杉内俊哉、門田博光...自業自得や不幸なケガに泣いた男たち (2ページ目)

  • 浜田哲男●取材・文 text by Hamada Tetsuo
  • phoho by Kyodo News

 記憶に新しいところでは、昨シーズンにDeNAのスペンサー・パットンもやらかしている。8月3日の巨人戦で2点リードの8回表に登板するも、坂本勇人に適時打を浴びて同点とされ、1死も奪えずに降板。怒りのあまりにベンチの冷蔵庫を殴り、利き手である右手の小指を骨折した。
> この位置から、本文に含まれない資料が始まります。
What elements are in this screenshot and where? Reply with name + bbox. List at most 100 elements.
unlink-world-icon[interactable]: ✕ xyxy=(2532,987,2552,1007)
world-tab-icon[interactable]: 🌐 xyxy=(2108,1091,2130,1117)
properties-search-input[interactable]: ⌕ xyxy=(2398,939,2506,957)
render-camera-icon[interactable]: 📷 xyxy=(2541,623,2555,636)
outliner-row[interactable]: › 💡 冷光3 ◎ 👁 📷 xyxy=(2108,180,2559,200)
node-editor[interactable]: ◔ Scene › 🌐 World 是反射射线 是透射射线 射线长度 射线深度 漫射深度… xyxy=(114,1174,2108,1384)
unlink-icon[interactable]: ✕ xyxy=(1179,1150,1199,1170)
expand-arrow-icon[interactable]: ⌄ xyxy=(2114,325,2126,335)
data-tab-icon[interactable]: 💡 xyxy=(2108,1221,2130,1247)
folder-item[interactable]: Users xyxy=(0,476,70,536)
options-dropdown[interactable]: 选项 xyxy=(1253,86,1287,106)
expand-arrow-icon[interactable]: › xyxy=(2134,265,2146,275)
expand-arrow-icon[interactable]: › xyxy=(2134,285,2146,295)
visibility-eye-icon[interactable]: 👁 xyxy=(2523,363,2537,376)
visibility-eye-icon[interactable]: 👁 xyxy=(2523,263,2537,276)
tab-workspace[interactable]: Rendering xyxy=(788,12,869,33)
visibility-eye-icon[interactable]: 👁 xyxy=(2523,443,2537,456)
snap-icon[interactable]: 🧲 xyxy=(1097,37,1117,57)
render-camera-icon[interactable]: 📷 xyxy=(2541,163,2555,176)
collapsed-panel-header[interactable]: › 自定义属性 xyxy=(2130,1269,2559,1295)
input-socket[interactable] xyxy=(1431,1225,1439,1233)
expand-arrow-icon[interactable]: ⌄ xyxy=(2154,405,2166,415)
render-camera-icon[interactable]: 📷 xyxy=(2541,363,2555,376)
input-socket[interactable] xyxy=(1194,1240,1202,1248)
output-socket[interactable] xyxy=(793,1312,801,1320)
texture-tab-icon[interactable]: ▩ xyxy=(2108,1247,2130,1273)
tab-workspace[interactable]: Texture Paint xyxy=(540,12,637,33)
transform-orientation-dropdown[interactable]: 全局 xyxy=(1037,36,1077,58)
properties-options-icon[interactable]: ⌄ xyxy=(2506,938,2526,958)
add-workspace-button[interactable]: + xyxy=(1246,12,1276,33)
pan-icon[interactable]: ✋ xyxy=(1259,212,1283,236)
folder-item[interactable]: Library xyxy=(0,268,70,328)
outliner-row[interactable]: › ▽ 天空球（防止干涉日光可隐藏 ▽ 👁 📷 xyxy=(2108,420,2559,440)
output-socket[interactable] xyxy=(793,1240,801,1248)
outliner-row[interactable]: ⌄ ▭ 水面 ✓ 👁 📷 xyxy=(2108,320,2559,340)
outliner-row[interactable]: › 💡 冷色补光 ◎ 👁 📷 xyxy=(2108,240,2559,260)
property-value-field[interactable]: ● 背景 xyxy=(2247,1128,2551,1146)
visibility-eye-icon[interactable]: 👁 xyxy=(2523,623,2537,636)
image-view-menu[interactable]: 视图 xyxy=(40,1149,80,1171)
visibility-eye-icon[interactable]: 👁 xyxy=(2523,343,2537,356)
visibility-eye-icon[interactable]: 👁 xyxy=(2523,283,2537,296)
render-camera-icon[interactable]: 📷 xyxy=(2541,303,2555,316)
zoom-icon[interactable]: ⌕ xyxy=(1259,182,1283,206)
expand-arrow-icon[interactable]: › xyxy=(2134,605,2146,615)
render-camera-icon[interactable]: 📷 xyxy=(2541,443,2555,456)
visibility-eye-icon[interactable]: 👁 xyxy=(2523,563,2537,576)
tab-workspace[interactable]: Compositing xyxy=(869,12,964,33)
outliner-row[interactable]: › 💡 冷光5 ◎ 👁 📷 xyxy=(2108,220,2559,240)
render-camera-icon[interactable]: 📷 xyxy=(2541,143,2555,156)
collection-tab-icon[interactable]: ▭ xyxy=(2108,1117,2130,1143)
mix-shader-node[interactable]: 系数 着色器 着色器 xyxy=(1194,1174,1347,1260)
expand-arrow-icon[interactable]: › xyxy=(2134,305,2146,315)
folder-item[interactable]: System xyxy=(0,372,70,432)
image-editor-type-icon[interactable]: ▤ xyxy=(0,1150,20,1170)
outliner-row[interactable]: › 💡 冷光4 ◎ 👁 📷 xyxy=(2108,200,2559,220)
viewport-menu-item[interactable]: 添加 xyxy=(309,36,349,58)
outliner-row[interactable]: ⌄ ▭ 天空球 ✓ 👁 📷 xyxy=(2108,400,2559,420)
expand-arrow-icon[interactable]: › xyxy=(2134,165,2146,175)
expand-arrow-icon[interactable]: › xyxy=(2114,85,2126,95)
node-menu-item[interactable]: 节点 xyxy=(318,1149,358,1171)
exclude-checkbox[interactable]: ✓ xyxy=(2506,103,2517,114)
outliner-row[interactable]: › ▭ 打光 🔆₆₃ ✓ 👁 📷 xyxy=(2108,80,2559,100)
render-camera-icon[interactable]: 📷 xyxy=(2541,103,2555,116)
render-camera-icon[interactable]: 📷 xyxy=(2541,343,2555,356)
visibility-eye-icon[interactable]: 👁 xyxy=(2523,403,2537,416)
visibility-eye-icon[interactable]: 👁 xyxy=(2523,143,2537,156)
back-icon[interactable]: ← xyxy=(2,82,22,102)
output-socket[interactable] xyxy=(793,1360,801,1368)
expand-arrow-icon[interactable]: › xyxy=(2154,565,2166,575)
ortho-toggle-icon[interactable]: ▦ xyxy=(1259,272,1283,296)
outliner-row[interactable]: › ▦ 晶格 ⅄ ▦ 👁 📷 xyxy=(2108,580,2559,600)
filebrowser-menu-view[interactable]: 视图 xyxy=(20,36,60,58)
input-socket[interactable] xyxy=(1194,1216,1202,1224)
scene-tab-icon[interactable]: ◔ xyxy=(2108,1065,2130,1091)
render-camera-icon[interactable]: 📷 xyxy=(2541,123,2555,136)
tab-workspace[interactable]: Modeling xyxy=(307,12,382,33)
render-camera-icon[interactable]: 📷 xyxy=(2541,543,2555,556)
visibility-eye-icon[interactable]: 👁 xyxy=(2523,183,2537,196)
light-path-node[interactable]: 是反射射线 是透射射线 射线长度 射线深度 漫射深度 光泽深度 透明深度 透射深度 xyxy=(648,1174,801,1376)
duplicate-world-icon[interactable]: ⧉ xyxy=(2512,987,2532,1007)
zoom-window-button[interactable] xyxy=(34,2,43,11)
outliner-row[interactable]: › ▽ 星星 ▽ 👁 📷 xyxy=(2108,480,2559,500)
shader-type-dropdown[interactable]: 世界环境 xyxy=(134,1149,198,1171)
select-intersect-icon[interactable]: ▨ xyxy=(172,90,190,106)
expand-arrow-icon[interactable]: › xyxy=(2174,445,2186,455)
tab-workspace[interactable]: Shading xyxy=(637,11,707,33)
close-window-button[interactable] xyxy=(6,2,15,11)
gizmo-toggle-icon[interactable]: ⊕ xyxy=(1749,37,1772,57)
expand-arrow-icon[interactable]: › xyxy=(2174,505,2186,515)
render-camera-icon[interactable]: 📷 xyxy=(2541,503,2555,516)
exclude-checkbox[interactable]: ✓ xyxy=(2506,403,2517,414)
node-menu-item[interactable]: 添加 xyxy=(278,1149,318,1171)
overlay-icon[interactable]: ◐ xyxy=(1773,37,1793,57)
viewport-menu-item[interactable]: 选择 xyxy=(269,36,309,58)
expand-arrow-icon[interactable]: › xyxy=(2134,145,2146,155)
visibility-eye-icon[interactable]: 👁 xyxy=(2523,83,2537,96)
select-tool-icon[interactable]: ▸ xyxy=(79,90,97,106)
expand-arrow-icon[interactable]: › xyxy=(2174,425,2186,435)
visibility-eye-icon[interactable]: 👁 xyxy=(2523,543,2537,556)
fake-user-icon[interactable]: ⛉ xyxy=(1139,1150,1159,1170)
リリーバーとして42試合に登板して22ホールドを挙げていただけに、本人にとってもチームにとっても痛い離脱になった。

 巨人の元助っ人外国人、ダン・グラッデンは選手を殴って取り返しのつかないケガを負った。1994年5月11日のヤクルト戦、西村龍次が投げたインハイの球にグラッデンが激高。止めに入った捕手の中西親志にアッパーカットを食らわすと、両軍ベンチから選手が飛び出して大乱闘となった。

 グラッデンは中西ともみ合った末に右手の親指、左手の小指を骨折して出場選手登録を抹消。代償はあまりにも大きかった。同試合ではグラッデンと中西、この投球が2度目の危険球と判断された西村の3人が退場。1試合に3人の退場者が出たのは史上2度目の出来事だった。

 ここまでは本人の責任が大きいケガばかりだが、予想だにしない「不幸なケガ」を負ってしまうケースもある。南海やオリックス、ダイエーで活躍し、通算567本塁打をマークした門田博光もそんなケガを負ったひとり。オリックス時代の1989年9月25日のダイエー戦で本塁打を放ちホームインした門田は、次の打者のブーマー・ウェルズとハイタッチ。するとその直後に苦悶の表情を浮かべ、右肩を押さえながらうずくまった。

 チームメイトは「何が起きたんだ?」と事態が理解できない様子だったが、門田の右肩は脱臼していた。ベンチ裏でトレーナーが応急処置を施して関節を元に戻すも、関節の周囲の筋肉を捻挫。1週間ほどの戦線離脱を余儀なくされた。